Et Sain, de grimper tout tremblant, sur la pointe des pieds.

— N’es-tu pas le fils de Mymie ? .. Eh bien, je vais te donner ton jeune maître, t’attacher à sa personne.

Là-dessus il met le baby dans les bras du gamin, au milieu des cris de toutes les négresses : — Seigneur ! Seigneur ! ce petit-là va laisser tomber l’autre petit !

Mais le maître s’en rapporte au fils de Mymie, de laquelle d’ailleurs rien de plus ne nous est dit. Peut-être est-elle du sang de ce personnage considérable de toute maison virginienne, la Mammy, auxiliaire dévouée de la mère qui, dans les quartiers, a une case plus commode que les autres et qui, traitée avec une tendresse, des égards particuliers, est esclave sans doute, esclave des enfans, mais membre de la famille surtout.

— Écoute, Sam, reprend le père de Marse Chan, tu appartiens à ton jeune maître.
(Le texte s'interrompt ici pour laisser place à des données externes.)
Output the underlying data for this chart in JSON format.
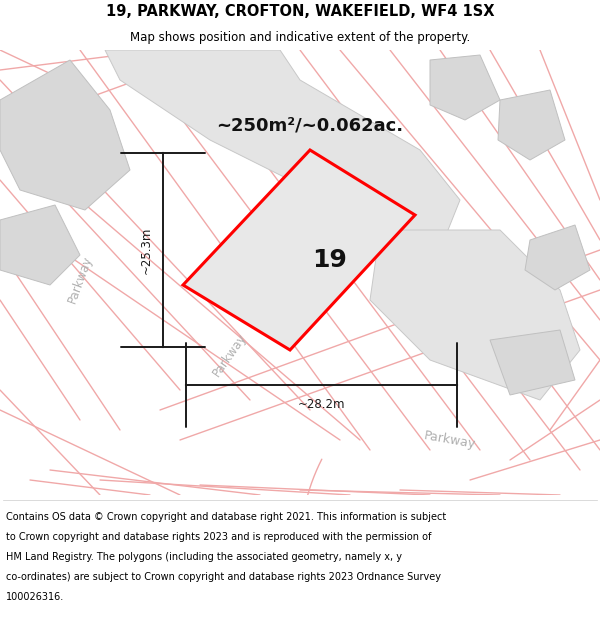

Je te recommande d’avoir soin de lui tant qu’il vivra.

Et à dater de ce moment, Sam fut le body servant, le serviteur particulier, le garde du corps de Marse Chan ; il ne sera pas, dans sa vieillesse, éloigné de croire que, si jamais on ne vit un enfant profiter comme celui-là, c’est beaucoup grâce à ses bons soins.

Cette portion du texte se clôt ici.